Ivan Petrovich Pavlov (1849-1936)
Ivan Petrovich Pavlov lahir 14 September 1849 di Ryazan Rusia. Ia mengemukakan bahwa dengan menerapkan strategi ternyata individu dapat dikendalikan melalui cara stimulus alami dengan stimulus yang tepat untuk mendapatkan pengulangan respons yang diinginkan, sementara individu tidak menyadari bahwa ia dikendalikan oleh stimulus yang berasal dari luar dirinya.

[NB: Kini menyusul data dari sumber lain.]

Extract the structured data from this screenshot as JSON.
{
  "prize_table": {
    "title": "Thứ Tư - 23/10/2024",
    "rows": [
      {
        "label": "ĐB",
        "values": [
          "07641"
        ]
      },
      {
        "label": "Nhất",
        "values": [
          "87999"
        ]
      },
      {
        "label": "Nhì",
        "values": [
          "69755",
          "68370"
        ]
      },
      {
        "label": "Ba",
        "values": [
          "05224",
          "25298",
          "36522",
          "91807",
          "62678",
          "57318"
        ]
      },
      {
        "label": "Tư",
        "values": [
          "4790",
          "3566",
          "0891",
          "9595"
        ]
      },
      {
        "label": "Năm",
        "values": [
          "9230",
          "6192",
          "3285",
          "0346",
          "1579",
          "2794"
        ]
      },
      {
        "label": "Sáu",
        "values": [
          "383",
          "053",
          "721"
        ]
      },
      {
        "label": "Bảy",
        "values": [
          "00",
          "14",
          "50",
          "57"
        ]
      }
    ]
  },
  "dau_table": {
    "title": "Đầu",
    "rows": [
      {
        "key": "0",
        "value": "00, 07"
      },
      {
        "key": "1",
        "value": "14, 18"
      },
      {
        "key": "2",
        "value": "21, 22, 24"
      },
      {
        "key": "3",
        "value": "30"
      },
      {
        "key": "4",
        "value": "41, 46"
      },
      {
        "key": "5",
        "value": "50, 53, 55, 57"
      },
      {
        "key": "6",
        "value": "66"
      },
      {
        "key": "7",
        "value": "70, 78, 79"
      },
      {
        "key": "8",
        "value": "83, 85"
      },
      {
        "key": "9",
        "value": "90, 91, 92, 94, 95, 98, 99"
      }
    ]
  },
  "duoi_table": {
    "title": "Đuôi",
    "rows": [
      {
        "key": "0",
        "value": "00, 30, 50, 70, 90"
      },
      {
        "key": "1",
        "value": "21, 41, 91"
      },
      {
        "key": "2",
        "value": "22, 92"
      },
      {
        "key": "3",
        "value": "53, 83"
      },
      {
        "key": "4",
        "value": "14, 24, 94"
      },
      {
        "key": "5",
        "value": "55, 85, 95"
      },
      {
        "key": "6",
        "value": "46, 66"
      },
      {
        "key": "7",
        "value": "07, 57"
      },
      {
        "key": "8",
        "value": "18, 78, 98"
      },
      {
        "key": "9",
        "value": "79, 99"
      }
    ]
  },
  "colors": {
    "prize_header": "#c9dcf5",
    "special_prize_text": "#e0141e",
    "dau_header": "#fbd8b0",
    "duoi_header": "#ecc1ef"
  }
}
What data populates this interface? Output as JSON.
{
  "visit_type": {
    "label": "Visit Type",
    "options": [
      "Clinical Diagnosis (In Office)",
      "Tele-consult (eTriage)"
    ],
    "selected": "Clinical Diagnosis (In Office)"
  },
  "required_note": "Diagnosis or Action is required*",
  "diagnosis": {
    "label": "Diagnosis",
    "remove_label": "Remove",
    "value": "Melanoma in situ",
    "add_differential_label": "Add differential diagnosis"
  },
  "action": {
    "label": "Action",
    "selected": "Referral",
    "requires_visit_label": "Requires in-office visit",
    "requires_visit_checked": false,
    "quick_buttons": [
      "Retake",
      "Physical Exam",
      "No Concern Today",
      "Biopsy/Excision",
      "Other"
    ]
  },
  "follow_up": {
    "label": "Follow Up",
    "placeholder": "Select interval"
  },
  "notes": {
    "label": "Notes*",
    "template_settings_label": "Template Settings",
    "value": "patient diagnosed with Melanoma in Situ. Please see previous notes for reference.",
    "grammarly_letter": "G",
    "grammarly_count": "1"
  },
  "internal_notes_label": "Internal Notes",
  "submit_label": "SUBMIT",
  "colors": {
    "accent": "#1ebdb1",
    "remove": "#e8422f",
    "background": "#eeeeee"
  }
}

Pavlov mengadakan percobaan laboratories terhadap anjing. Dalam percobaan ini anjing di beri stimulus bersarat sehingga terjadi reaksi bersarat pada anjing. Contoh situasi percobaan tersebut pada manusia adalah bunyi bel di kelas untuk penanda waktu tanpa disadari menyebabkan proses penandaan sesuatu terhadap bunyi-bunyian yang berbeda dari pedagang makan, bel masuk, dan antri di bank. Dari contoh tersebut diterapkan strategi Pavlo ternyata individu dapat dikendalikan melalui cara mengganti stimulus alami dengan stimulus yang tepat untuk mendapatkan pengulangan respon yang diinginkan.

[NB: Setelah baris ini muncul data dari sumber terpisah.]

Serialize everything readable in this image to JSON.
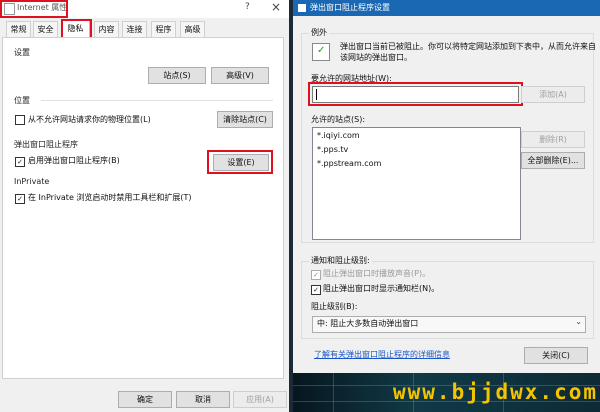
{
  "left": {
    "title": "Internet 属性",
    "help_icon": "?",
    "close_icon": "×",
    "tabs": [
      "常规",
      "安全",
      "隐私",
      "内容",
      "连接",
      "程序",
      "高级"
    ],
    "active_tab": "隐私",
    "settings": {
      "header": "设置",
      "sites_button": "站点(S)",
      "advanced_button": "高级(V)"
    },
    "location": {
      "header": "位置",
      "checkbox_label": "从不允许网站请求你的物理位置(L)",
      "checked": false,
      "clear_button": "清除站点(C)"
    },
    "popup": {
      "header": "弹出窗口阻止程序",
      "checkbox_label": "启用弹出窗口阻止程序(B)",
      "checked": true,
      "settings_button": "设置(E)"
    },
    "inprivate": {
      "header": "InPrivate",
      "checkbox_label": "在 InPrivate 浏览启动时禁用工具栏和扩展(T)",
      "checked": true
    },
    "footer": {
      "ok": "确定",
      "cancel": "取消",
      "apply": "应用(A)"
    }
  },
  "right": {
    "title": "弹出窗口阻止程序设置",
    "exceptions": {
      "header": "例外",
      "desc_line1": "弹出窗口当前已被阻止。你可以将特定网站添加到下表中，从而允许来自",
      "desc_line2": "该网站的弹出窗口。",
      "address_label": "要允许的网站地址(W):",
      "address_value": "",
      "add_button": "添加(A)",
      "allowed_label": "允许的站点(S):",
      "allowed_sites": [
        "*.iqiyi.com",
        "*.pps.tv",
        "*.ppstream.com"
      ],
      "remove_button": "删除(R)",
      "remove_all_button": "全部删除(E)..."
    },
    "notify": {
      "header": "通知和阻止级别:",
      "sound_label": "阻止弹出窗口时播放声音(P)。",
      "sound_checked": true,
      "bar_label": "阻止弹出窗口时显示通知栏(N)。",
      "bar_checked": true,
      "level_label": "阻止级别(B):",
      "level_value": "中: 阻止大多数自动弹出窗口"
    },
    "learn_more_link": "了解有关弹出窗口阻止程序的详细信息",
    "close_button": "关闭(C)"
  },
  "watermark": "www.bjjdwx.com"
}
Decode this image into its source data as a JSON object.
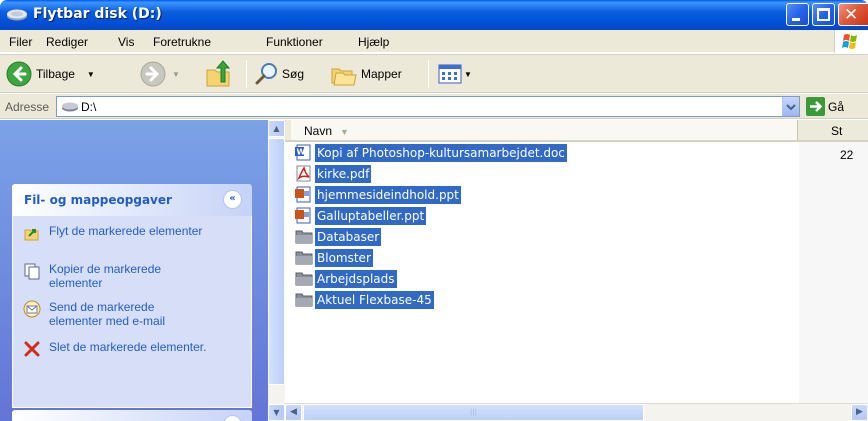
{
  "window": {
    "title": "Flytbar disk (D:)"
  },
  "menu": {
    "items": [
      "Filer",
      "Rediger",
      "Vis",
      "Foretrukne",
      "Funktioner",
      "Hjælp"
    ]
  },
  "toolbar": {
    "back_label": "Tilbage",
    "search_label": "Søg",
    "folders_label": "Mapper"
  },
  "address": {
    "label": "Adresse",
    "value": "D:\\",
    "go_label": "Gå"
  },
  "tasks": {
    "title": "Fil- og mappeopgaver",
    "items": [
      {
        "label": "Flyt de markerede elementer",
        "icon": "move-icon"
      },
      {
        "label": "Kopier de markerede elementer",
        "icon": "copy-icon"
      },
      {
        "label": "Send de markerede elementer med e-mail",
        "icon": "email-icon"
      },
      {
        "label": "Slet de markerede elementer.",
        "icon": "delete-icon"
      }
    ]
  },
  "filelist": {
    "col_name": "Navn",
    "col_size": "St",
    "first_size": "22",
    "files": [
      {
        "name": "Kopi af Photoshop-kultursamarbejdet.doc",
        "type": "doc"
      },
      {
        "name": "kirke.pdf",
        "type": "pdf"
      },
      {
        "name": "hjemmesideindhold.ppt",
        "type": "ppt"
      },
      {
        "name": "Galluptabeller.ppt",
        "type": "ppt"
      },
      {
        "name": "Databaser",
        "type": "folder"
      },
      {
        "name": "Blomster",
        "type": "folder"
      },
      {
        "name": "Arbejdsplads",
        "type": "folder"
      },
      {
        "name": "Aktuel Flexbase-45",
        "type": "folder"
      }
    ]
  },
  "colors": {
    "selection": "#316ac5",
    "title_blue": "#0352d8",
    "task_link": "#215dc6"
  }
}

Sementara individu tidak sadar dikendalikan oleh stimulus dari luar. Belajar menurut teori ini adalah suatu proses perubahan yang terjadi karena adanya syarat-syarat yang menimbulkan reaksi.Yang terpenting dalam belajar menurut teori ini adalah adanya latihan dan pengulangan. Kelemahan teori ini adalah belajar hanyalah terjadi secara otomatis keaktifan dan penentuan pribadi dihiraukan.
Thorndike (1874-1949)
Menurut Thorndike salah seorang pendiri aliran tingkah laku, belajar merupakan peristiwa terbentuknya asosiasi-asosiasi antara peristiwa yang disebut stimulus dan respons. Thorndike menggambarkan proses belajar sebagai proses pemecahan masalah. Dalam penyelidikannya tentang proses belajar, pelajar harus diberi persoalan, dalam hal ini Thorndike melakukan eksperimen dengan menggunakan box yang disebut dengan problembox.

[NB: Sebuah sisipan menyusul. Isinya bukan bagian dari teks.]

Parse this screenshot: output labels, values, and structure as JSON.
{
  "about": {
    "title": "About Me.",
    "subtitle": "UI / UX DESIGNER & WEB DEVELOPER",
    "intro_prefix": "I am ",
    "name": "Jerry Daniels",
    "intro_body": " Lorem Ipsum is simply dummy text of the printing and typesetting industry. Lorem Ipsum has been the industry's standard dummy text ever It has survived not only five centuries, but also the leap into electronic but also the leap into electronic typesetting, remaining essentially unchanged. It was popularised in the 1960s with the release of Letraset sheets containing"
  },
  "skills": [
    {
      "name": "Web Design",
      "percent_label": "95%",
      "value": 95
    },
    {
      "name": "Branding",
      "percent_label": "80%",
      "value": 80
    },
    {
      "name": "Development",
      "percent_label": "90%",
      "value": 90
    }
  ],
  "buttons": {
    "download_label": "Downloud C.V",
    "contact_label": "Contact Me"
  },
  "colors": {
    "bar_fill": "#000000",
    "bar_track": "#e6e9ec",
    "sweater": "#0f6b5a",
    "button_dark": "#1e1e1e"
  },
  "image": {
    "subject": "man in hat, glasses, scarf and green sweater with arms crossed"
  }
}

Prosedur eksperimennya adalah membuat agar setiap binatang lepas dari kurungannya sampai ke tempat makanan. Dalam hal ini thornike menggunakan kucing dan memasukkannya kedalam kurungan, konstruksi pintu kurungan itu dibuat sedemikan rupa, sehingga kalau kucing menyentuh tombol tertentu pintu kurungan akan terbuka dan kucing akan keluar dan mencpai makanan (daging) yang ditempatkan diluar kurungan itu sebagai hadiah atau daya penarik kucing yang lapar. Pada usaha yang pertama kucing itu melakukan bermacam-macam geakan yang kurang relevan bagi pemecahan problemnya, seperti mencakar, menubruk,dsb, hingga kemudian menyentuh tombol dan terbuka namun waktunya lama. Percobaan tersebut dilakukan berulang-ulang, ternyata paada usaha berikut-berikutnya waktu yang dibutuhkan makin singkat. Thornike menafsirkan “kucing itu sebenarnya tidak mengerti cara melepaskan diri, tapi dia belajar mencamkan respons yang benar dan menghilangkan respons yang salah. Atas dasar percobaan di atas, Thorndike menemukan hukum-hukum belajar :
a.       Hukum Kesiapan (Law of Readiness)
Hukum ini menunjukkan keadaan-keadaan diamana pelajar cenderung untuk mendapatkan kepuasan atau ketidakpuasan, menerima atau menolak sesuatu. Jika suatu organisme didukung oleh kesiapan yang kuat untuk memperoleh stimulus maka pelaksanaan tingkah laku akan menimbulkan kepuasan individu sehingga asosaiasi cenderung diperkuat. Jadi, sebenarnya rediness itu adalah persiapan untuk bertindak, ready to act. Ilustrasi hukum tersebut :
-          Hewan mengejar mangsanya, siap untuk menerkap dan memangsanya
-          Seorang anak melihat sesuatu barang yang sangat menarik di kejauhan, siap untuk menghapirinya, memegangnya, dan memainkannya.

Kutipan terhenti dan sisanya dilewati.